Walking on

As I was leaving the hosp[ital this morning after my treatment, I stood at the lift doors when they opened, and a man started to exit. When he realised it wasn’t the ground floor, he stepped back, confused, and I entered, brightly asking, “going down?”

It was hard to judge his age. I tend to do it taking myself as a reference point, but even given my recent travails, I’m more sprightly than many and certainly look a good deal younger than all but a few of the same age. Considering that, I’d estimate he was around my age or a couple of years older.

He was thin and bent, clutching at the handrail in the lift for support. He had wispy grey hair and a thin grey beard. He turned to study me as the lift doors closed. “You sound jolly for a man leaving hospital,” he said.

There was no judgement in the comment, nor even curiosity, really. In part, I think it was a reflection on his own condition compared to mine – he had a walker – but he took some reassurance from it also, I think, as if to say, good onya mate.

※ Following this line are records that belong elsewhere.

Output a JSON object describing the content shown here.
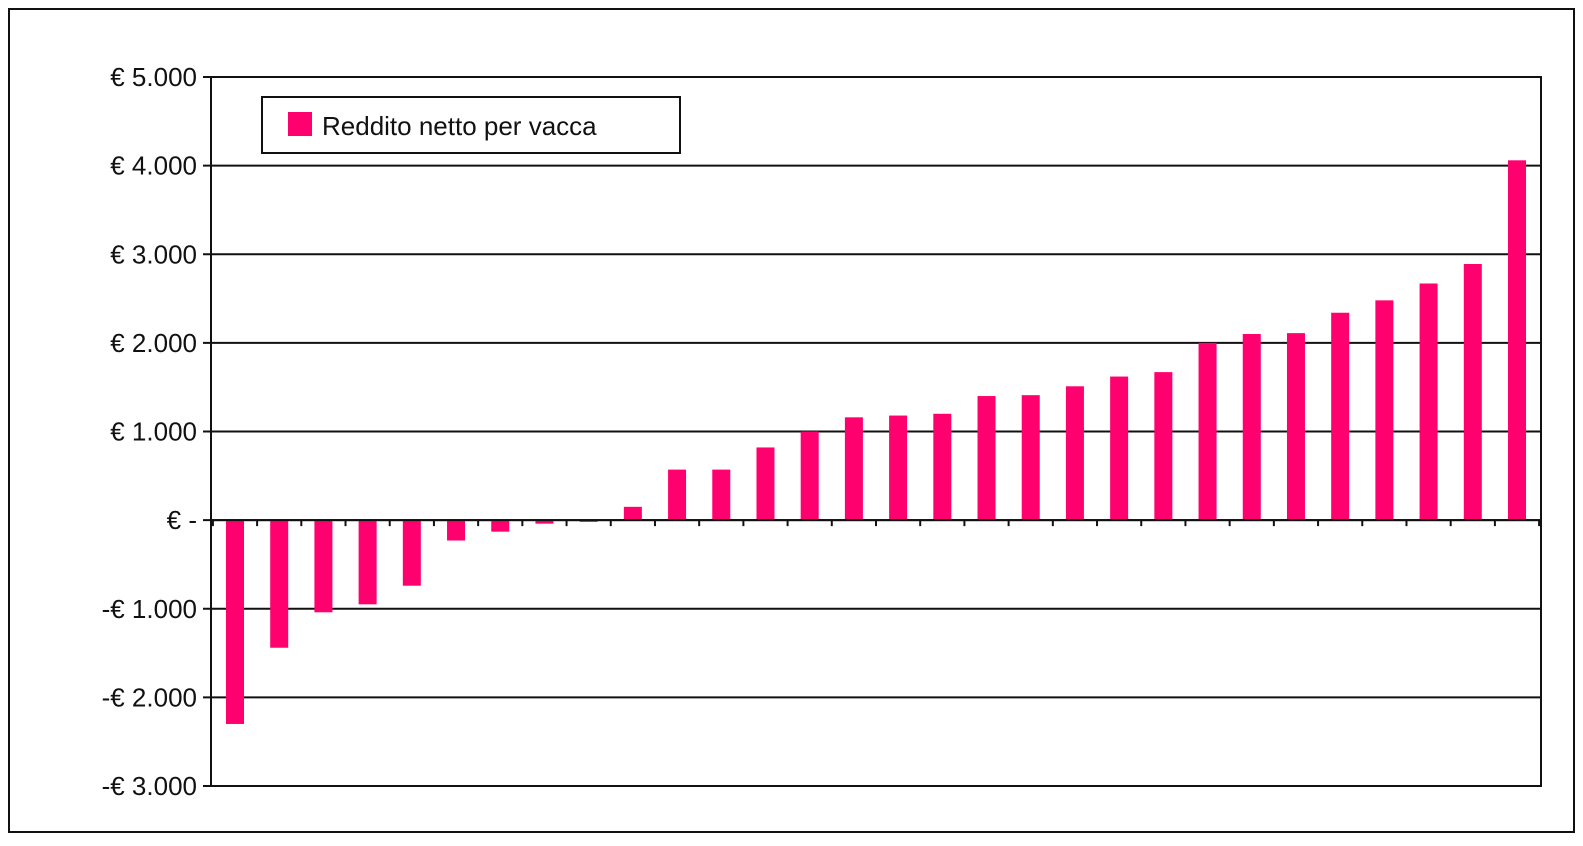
{
  "chart_data": {
    "type": "bar",
    "title": "",
    "xlabel": "",
    "ylabel": "",
    "ylim": [
      -3000,
      5000
    ],
    "yticks": [
      {
        "value": 5000,
        "label": "€ 5.000"
      },
      {
        "value": 4000,
        "label": "€ 4.000"
      },
      {
        "value": 3000,
        "label": "€ 3.000"
      },
      {
        "value": 2000,
        "label": "€ 2.000"
      },
      {
        "value": 1000,
        "label": "€ 1.000"
      },
      {
        "value": 0,
        "label": "€ -"
      },
      {
        "value": -1000,
        "label": "-€ 1.000"
      },
      {
        "value": -2000,
        "label": "-€ 2.000"
      },
      {
        "value": -3000,
        "label": "-€ 3.000"
      }
    ],
    "grid": true,
    "legend": {
      "position": "top-left"
    },
    "series": [
      {
        "name": "Reddito netto per vacca",
        "color": "#ff006e",
        "values": [
          -2300,
          -1440,
          -1040,
          -950,
          -740,
          -230,
          -130,
          -40,
          -20,
          150,
          570,
          570,
          820,
          1000,
          1160,
          1180,
          1200,
          1400,
          1410,
          1510,
          1620,
          1670,
          2000,
          2100,
          2110,
          2340,
          2480,
          2670,
          2890,
          4060
        ]
      }
    ]
  }
}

I don’t know if I was jolly – or if I could ever be described as jolly – but I was feeling pretty bright. I hadn’t realised until he said it, but I saw myself as he must have, seemingly healthy and full of vigour, a friendly tone to my voice, striding into the lift after him. “I’m jolly because I’m leaving the hospital,” I told him.

I got on at the second floor, and it took no time to get to the ground floor. We exchanged a couple of extra pleasantries and wished each other a good day. I was fairly certain that my day would be better than his, and perhaps the weeks and months ahead also. Not for the first time, I blessed my good fortune. There’s nothing like visiting a hospital to appreciate how many desperately sick people there are.

It was cool, but the sun was out. On impulse, I turned left instead of right as I left the building and walked down to the French restaurant near the corner. I ordered a flat-white to go, and the tall, slender French girl served me, smiling and friendly as she has been each time I’ve visited. I left and started towards the station.

I have headphones on while travelling on the train and to and from the station. With noise reduction switched on, I feel like I’m in my own little world, which is welcome in the cold mornings. I occasionally listen to music, but mostly it’s an audiobook I listen to pass the time. That was the case today.

It’s a well-worn route by now – this is my seventh week of treatment. Next week is my eighth and final week. I’ll be very grateful for the end of it, but the best part is when I’m heading home. Mostly I listen to my book and whatever thoughts in my head pass through without lingering long. For some reason, it was different today.

I thought of the man in the lift. I saw him as an individual and hoped his story would end well. Often, coming and going from the hospital, I’ll see patients in their robes, attached sometimes to a wheeled contraption, outside taking in the fresh air and activity or, alternately, having a cigarette. I always feel fortunate that that’s not me. Thinking of the man today, I felt grateful for what I have.

I don’t know how or why, but I then recalled, very vaguely, a woman I went out with many years ago. She had cottoned on me after getting all the details of my birth and doing my chart – she dabbled in that stuff. Her analysis proved that our stars were almost literally entwined. She proclaimed us a great match, which was the primary reason she had latched onto me. It was in the stars. Needless to say, it wasn’t.

Then, as I passed by a street, a nagging memory came to life. I’d gone out with a cute lawyer for a while and should have made much more of the relationship than I did. Walking to and fro all these weeks, I felt sure she had lived around here, and suddenly. It was the street I was passing where she lived.

I remembered her again. She was intelligent and attractive. A good type. I knew I should make a go of it, but I was coming off a recent disappointment, and my heart wasn’t in it. She’d have been good.

I walked on. That’s life. You walk on.